Osmanlı döneminde diğer gayrimüslim azınlıklar gibi, “millet-i sadıka” olarak nitelenen Ermenilere de, genel olarak adalet, şefkat ve hoşgörüyle muhatap olunmuşken, Cumhuriyetten sonra bu bakış açısı neden devam edemedi ve niçin azınlıkların tümünde bir “mağduriyet hissi” oluştu?
Cumhuriyetimiz, imparatorluklar kültüründen, ulus devlet kültürüne geçiş döneminin hızlandığı çalkantılı bir dönemde büyük fedakârlıklar sonucu kurulmuştur. Erken Cumhuriyet dönemini yorumlarken tarih yazımının öncelikli ilkesi olan “tarihi bugüne bakarak değil, dönemin koşullarını değerlendirerek okumak” anlayışından hareket etmek daha sağlıklı olacaktır. Zira, 20.yy’ın ilk yarısındaki kaotik ortamı göz önüne alındığında gerek Batı ülkelerinde gerek diğer ülkelerde bugünkü şartların mevcut olmadığı bir vakıadır. Milli bir devlet inşası sürecinin birtakım siyasi, sosyal, ekonomik ve kültürel güçlükleri bir yana Türkiye Cumhuriyeti’nin insan hakları sicilinde zaman içinde olumlu yönde ilerlemelere şahit olunduğu da yansınamaz. Sadece azınlıklar meselesi değil, genel olarak demokrasi konusunda Türkiye kendi içinde uzun zamandır bir mücadele vermektedir. Doğal olan da budur. Makul zaman dilimleri içinde bakıldığında, Türkiye’nin siyasal çizgisi demokrasi yönünde olmuştur. Bundan da, ister çoğunluk, ister azınlık olsun herkes faydalanmıştır. Ancak gelinen aşamada, Türkiye’de genel anlamda bir azınlık sorunu yaşandığını söylemek haksızlık olur. Birçok konuda daha iyiyi tabii ki aramalıyız. Ancak bugün Türkiye, Avrupa Birliği ile katılım müzakereleri yapan, bunu yapabilmek için gerekli eşikleri aşmış olan bir ülkedir. Geniş bir optikten baktığımızda, Cumhuriyetin bir bütün olarak kazandırdıklarını bu açıdan göz ardı etmemeliyiz.

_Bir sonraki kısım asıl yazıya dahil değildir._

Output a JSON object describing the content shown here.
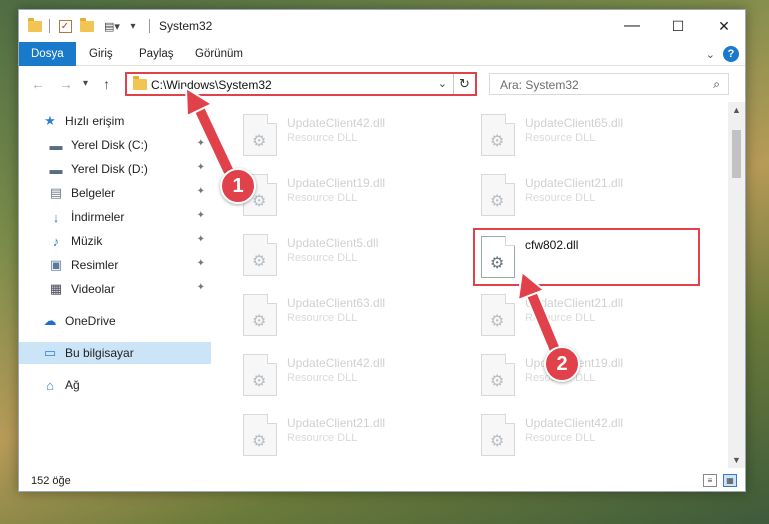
{
  "window": {
    "title": "System32",
    "minimize": "—",
    "maximize": "☐",
    "close": "✕"
  },
  "ribbon": {
    "tabs": [
      "Dosya",
      "Giriş",
      "Paylaş",
      "Görünüm"
    ]
  },
  "address": {
    "path": "C:\\Windows\\System32",
    "search_placeholder": "Ara: System32"
  },
  "sidebar": {
    "items": [
      {
        "label": "Hızlı erişim",
        "icon": "star-icon"
      },
      {
        "label": "Yerel Disk (C:)",
        "icon": "drive-icon",
        "pinned": true
      },
      {
        "label": "Yerel Disk (D:)",
        "icon": "drive-icon",
        "pinned": true
      },
      {
        "label": "Belgeler",
        "icon": "document-icon",
        "pinned": true
      },
      {
        "label": "İndirmeler",
        "icon": "download-icon",
        "pinned": true
      },
      {
        "label": "Müzik",
        "icon": "music-icon",
        "pinned": true
      },
      {
        "label": "Resimler",
        "icon": "pictures-icon",
        "pinned": true
      },
      {
        "label": "Videolar",
        "icon": "video-icon",
        "pinned": true
      },
      {
        "label": "OneDrive",
        "icon": "cloud-icon"
      },
      {
        "label": "Bu bilgisayar",
        "icon": "computer-icon",
        "selected": true
      },
      {
        "label": "Ağ",
        "icon": "network-icon"
      }
    ]
  },
  "files": {
    "left_column": [
      {
        "name": "UpdateClient42.dll",
        "type": "Resource DLL"
      },
      {
        "name": "UpdateClient19.dll",
        "type": "Resource DLL"
      },
      {
        "name": "UpdateClient5.dll",
        "type": "Resource DLL"
      },
      {
        "name": "UpdateClient63.dll",
        "type": "Resource DLL"
      },
      {
        "name": "UpdateClient42.dll",
        "type": "Resource DLL"
      },
      {
        "name": "UpdateClient21.dll",
        "type": "Resource DLL"
      }
    ],
    "right_column": [
      {
        "name": "UpdateClient65.dll",
        "type": "Resource DLL"
      },
      {
        "name": "UpdateClient21.dll",
        "type": "Resource DLL"
      },
      {
        "name": "cfw802.dll",
        "type": ""
      },
      {
        "name": "UpdateClient21.dll",
        "type": "Resource DLL"
      },
      {
        "name": "UpdateClient19.dll",
        "type": "Resource DLL"
      },
      {
        "name": "UpdateClient42.dll",
        "type": "Resource DLL"
      }
    ]
  },
  "status": {
    "item_count": "152 öğe"
  },
  "annotations": {
    "step1": "1",
    "step2": "2",
    "color": "#e0414a"
  }
}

Genelde azınlıklara ve özelde Ermenilere karşı toplumun bir kesiminde gözlenen olumsuz yaklaşımı besleyen önemli etkenlerden biri, Türkiye'deki “milliyetçi-dindar” refleksler. Buna karşı, dinimizin ve tarihî tecrübelerimizin tam aksini öngördüğünü anlatmak ve bu çerçevede, itibar edilen kanaat önderlerinin yaklaşımlarını topluma duyurmak gerekmiyor mu? Meselâ Said Nursî'nin Münâzarat isimli eserindeki “Şu milletin saadet ve selâmeti Ermenilerle ittifak ve dostluğa bağlıdır” sözü ve devamındaki ifadeleri bunlardan biri. Onun bu yaklaşımını, “Ermeni açılımı”nın sağlıklı bir şekilde gelişip olumlu sonuçlara bağlanması için gerekli olan toplumsal atmosferin oluşturulmasına ve bu yöndeki kamuoyu desteğinin güçlendirilmesine sağlayabileceği katkı açısından değerlendirebilir misiniz?
Toplum bilimi, insanların birbirleri hakkında her zaman olumlu duygular beslemediğini söylemekte. Ancak bu tür olumsuz duyguların bazı toplumlarda daha kolay yeşerdiğini biliyoruz. Türk kültürü ise, hoşgörü ve karşılıklı anlayışın hâkim olageldiği bir altyapıya sahip. Bunun istisnaları olabilir, ancak büyük resme bakmak gerekir. Her toplumda, her dönemde olduğu gibi, günümüzde de radikal düşünce sahipleri bulunabilir. Bunun konjonktürel sebepleri olabilir. Ancak Türkiye bağlamında gerçek şudur ki, bu topraklar, gerek dini, gerek felsefi anlamda önemli düşünürler yetiştirmiş ve bizi biz yapan gelenekler geliştirebilmiştir. Böyle bir düşünsel dayanak bulmak konusunda eksiklik çekmiyoruz. Bu anlayışla, tüm bölgeye yönelik olumlu vizyonlar geliştirmeye devam etmekteyiz. Ermeni iddialarına yaklaşımımızda da bunun izlerini bulabilirsiniz. Arzumuz, Ermenistan’ın ve Ermeni Diasporasının da aynı şekilde karşılık vermesidir. Taktik kazanımlar arama zamanı geride bırakılmalıdır. Önümüzdeki tarihi fırsatı değerlendirebilecek devlet adamlığına, toplumsal vizyona ihtiyaç vardır. Endişem, Ermeni tarafından radikalizm ve türevlerinin diğer olumlu yaklaşımları bastırmasıdır. O zaman, radikaller dahil kimse kazanamayacaktır. Halbuki bizim yaklaşımımız herkesin kazanacağı bir anlayışı hedef almaktadır. Ermenilerle yüzyıllarca yaşadığımız, ama bir dönem sekteye uğrayan dostluğumuzu samimiyetle tekrar kurabiliriz. Ama Ermeni tarafı da gerek bizimle ilişkilerinde, gerek bölgedeki tutumlarıyla bu vizyonumuzu paylaşabileceğini hem eylem, hem söylemiyle ortaya koymalıdır.